Ranking of Political Thinkers by Frequency of Citation
This table is based on 3,154 references to 224 European thinkers found in 916 pamphlets, books, and essays. Source: Donald Lutz, A Preface to American Political Theory (Lawrence: Kansas University Press, 1992), 136.
1. Montesquieu8.3
2. Blackstone7.9
3. Locke2.9
4. Hume2.7
5. Plutarch1.5
6. Beccaria1.5
7. Trenchard and Gordon (Cato)1.4
8. Delolme1.4
9. Pufendorf1.3
10. Coke1.3
11. Cicero1.2
12. Hobbes1.0
13. Robertson0.9
14. Grotius0.9
15. Rousseau0.9
16. Bolingbroke0.9
17. Bacon0.8
18. Price0.8
19. Shakespeare0.8
20. Livy0.8
21. Pope0.7
22. Milton0.7
23. Tacitus0.6
24. Coxe0.6
25. Plato0.5
26. Raynal0.5
27. Mably0.5
28. Machiavelli0.5
29. Vattel0.5
30. Petyt0.5
31. Voltaire0.5
32. Robinson0.5
33. Sidney0.5
34. Somers0.5
35. Harrington0.5
36. Rapin-Thoyras0.5
  Other52.2

Far more influential than any of these writings, however, was Locke’s Second Treatise of Civil Government, which sought to provide a theoretical justification for the Glorious Revolution, and presented a view of government based on the theory that all men possess certain “natural rights” which government has a duty to protect.

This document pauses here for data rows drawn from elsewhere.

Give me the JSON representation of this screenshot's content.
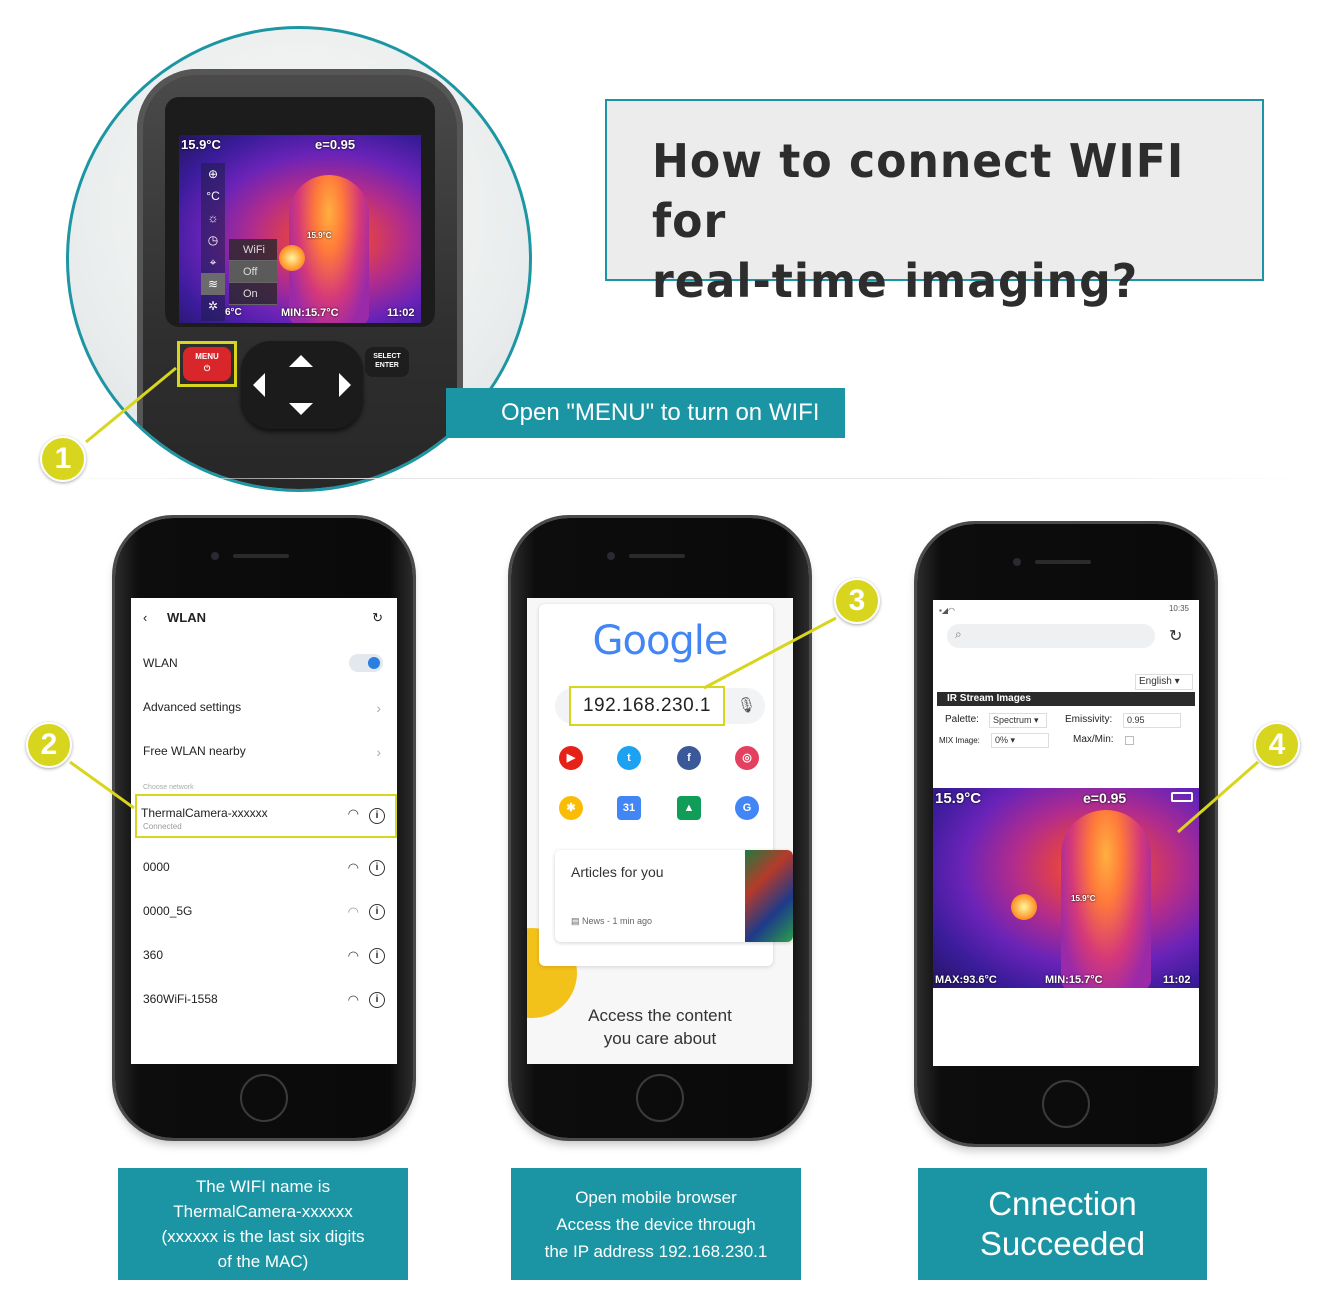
{
  "title": {
    "line1": "How to connect WIFI for",
    "line2": "real-time imaging?"
  },
  "steps": {
    "s1": "1",
    "s2": "2",
    "s3": "3",
    "s4": "4"
  },
  "camera": {
    "banner": "Open \"MENU\" to turn on WIFI",
    "temp": "15.9°C",
    "emissivity": "e=0.95",
    "spot": "15.9°C",
    "min_low": "6°C",
    "min": "MIN:15.7°C",
    "time": "11:02",
    "wifi_menu": [
      "WiFi",
      "Off",
      "On"
    ],
    "menu_button": "MENU",
    "select_button": "SELECT ENTER"
  },
  "phone1": {
    "header": "WLAN",
    "wlan_label": "WLAN",
    "advanced": "Advanced settings",
    "free": "Free WLAN nearby",
    "choose": "Choose network",
    "networks": [
      {
        "name": "ThermalCamera-xxxxxx",
        "sub": "Connected"
      },
      {
        "name": "0000"
      },
      {
        "name": "0000_5G"
      },
      {
        "name": "360"
      },
      {
        "name": "360WiFi-1558"
      }
    ],
    "caption": [
      "The WIFI name is",
      "ThermalCamera-xxxxxx",
      "(xxxxxx is the last six digits",
      "of the MAC)"
    ]
  },
  "phone2": {
    "logo": "Google",
    "ip": "192.168.230.1",
    "article_title": "Articles for you",
    "article_meta": "News - 1 min ago",
    "footer": [
      "Access the content",
      "you care about"
    ],
    "caption": [
      "Open mobile browser",
      "Access the device through",
      "the IP address 192.168.230.1"
    ]
  },
  "phone3": {
    "status_time": "10:35",
    "language": "English",
    "tabs": "IR Stream  Images",
    "palette_label": "Palette:",
    "palette_value": "Spectrum",
    "emissivity_label": "Emissivity:",
    "emissivity_value": "0.95",
    "mix_label": "MIX Image:",
    "mix_value": "0%",
    "maxmin_label": "Max/Min:",
    "temp": "15.9°C",
    "emissivity": "e=0.95",
    "spot": "15.9°C",
    "max": "MAX:93.6°C",
    "min": "MIN:15.7°C",
    "time": "11:02",
    "caption": [
      "Cnnection",
      "Succeeded"
    ]
  },
  "colors": {
    "teal": "#1b95a3",
    "badge": "#d8d51e"
  }
}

Though Locke’s understanding of the origin and purpose of civil society was unhistorical and logically unsound, as Boucher and the Scottish philosopher and historian David Hume were quick to point out, his natural rights philosophy was sometimes invoked by American revolutionary leaders to buttress their arguments against the legitimacy of British colonial policies. Americans were entitled not only to the rights of Englishmen, some maintained, but to the “natural rights of life, liberty and estate” (Locke’s phrase) common to all mankind.